On the surface, Solace, the first novel by the award-winning playwright and Irish Times contributor Belinda McKeon, appears to be a conventional love story. Mark and Joanne meet in the garden of a Dublin pub and immediately fall for each other, but theirs is a romance played out in the shadow of an ominous prologue. When first we meet Mark, his father, a Longford farmer, is helping him care for a baby girl whose mother is mysteriously absent. McKeon’s skill lies in leading the reader back in time as she details the start of Mark and Joanne’s relationship, then forwards as the fractured family tries to make its way in a world that has been forever changed. Solace was the worthy winner of last year’s Bord Gáis Energy Irish Book of the Year Award.

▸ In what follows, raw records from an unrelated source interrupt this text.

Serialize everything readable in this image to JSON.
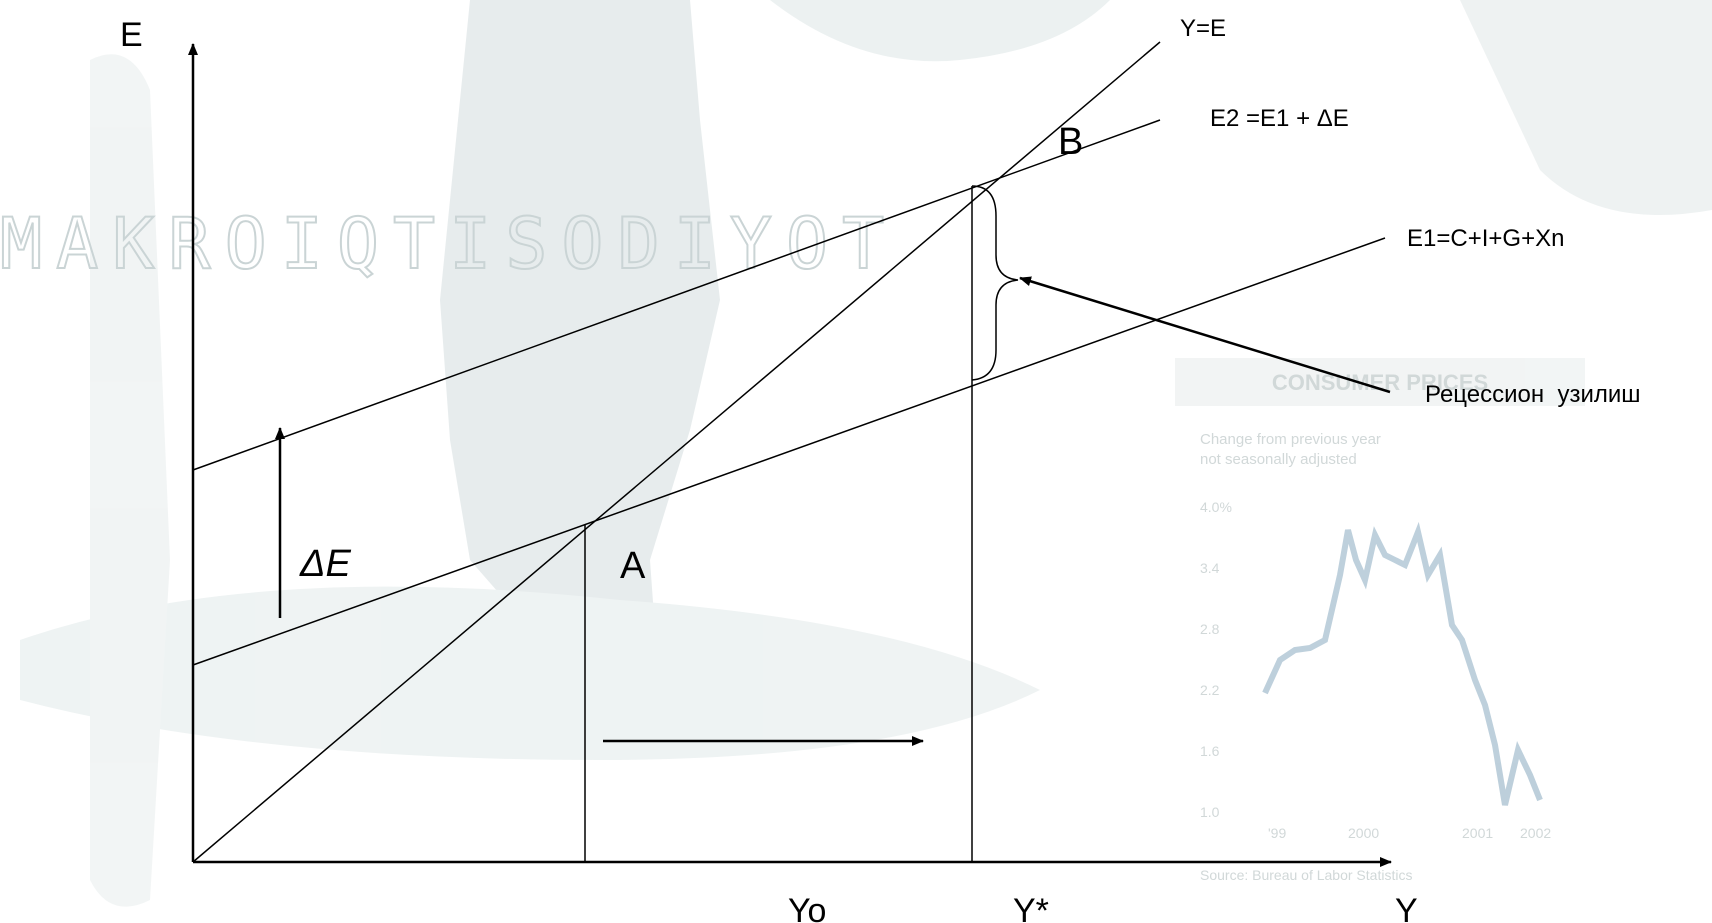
{
  "watermark": {
    "word": "MAKROIQTISODIYOT",
    "inset_chart": {
      "title": "CONSUMER PRICES",
      "subtitle_1": "Change from previous year",
      "subtitle_2": "not seasonally adjusted",
      "y_ticks": [
        "4.0%",
        "3.4",
        "2.8",
        "2.2",
        "1.6",
        "1.0"
      ],
      "x_ticks": [
        "'99",
        "2000",
        "2001",
        "2002"
      ],
      "source": "Source: Bureau of Labor Statistics"
    }
  },
  "axes": {
    "y_label": "E",
    "x_label": "Y"
  },
  "lines": {
    "y_eq_e": "Y=E",
    "e2": "E2 =E1 + ΔE",
    "e1": "E1=C+I+G+Xn"
  },
  "points": {
    "a": "A",
    "b": "B"
  },
  "x_marks": {
    "yo": "Yo",
    "ystar": "Y*"
  },
  "delta_label": "ΔE",
  "gap_label": "Рецессион  узилиш",
  "colors": {
    "ink": "#000000",
    "watermark": "#b9c6c8",
    "inset_line": "#a8c0d0"
  }
}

McKeon handles the novel’s complex structure with ease, creating both a subtle examination of the tensions within families and an engaging and entertaining portrait of contemporary Irish life.

Freya McClements

Then Again

Diane Keaton

Fourth Estate, £8.99

Keaton is best known for her role in Woody Allen’s classic comedy Annie Hall, a semifictionalised account of their relationship. Her memoir has the same scatty energy and endearing self-effacement, but the surprise is that it is not just an account of her life but also a kind of love letter to her mother. Dorothy Hall had artistic inclinations (photographs of some of her collages are included) but gave them up to become the classic 1950s Californian homemaker. Some of Hall’s diary entries are here too, and they reveal a woman who, despite her intense love for her husband and children, struggled to find a means of self-expression. Rather than being a chronology, the book itself has a collage structure, and, in addition to her family, Keaton writes about her relationships with Allen, Warren Beatty and Al Pacino (she’s old-school discreet) and about the challenges and delights of late motherhood – she adopted two children in her 50s. An unusual celebrity memoir, then, but an enjoyable one.

Cathy Dillon

Unspoken

Gerard Stembridge

Old Street, £9.99

Gerard Stembridge’s third novel is about Ireland under a Fianna Fáil government, during a period of economic growth, but don’t panic: Unspoken isn’t a Celtic Tiger novel. Instead it follows a varied assortment of characters through the turbulent 1960s: the ageing, increasingly blind president, Éamon de Valera; Gavin Bloom, a homosexual floor manager at the new Teilifís Éireann; Baz Molloy, a cameraman; Corman Kiely, an architect; a young and rapacious Charles J Haughey (known as the Lizard); and, most movingly, Dom, or Donogh O’Malley, Limerick man and minister for education under Seán Lemass, who made education free for Irish children. And, representing the plain people of Ireland, there is the Strong family. The book’s length and steadfast devotion to the ordinary make for occasional longueurs, but, throughout, Stembridge is reminding us that the larger moods of history begin in the small moods of individual moments, and he has done an excellent job of capturing both.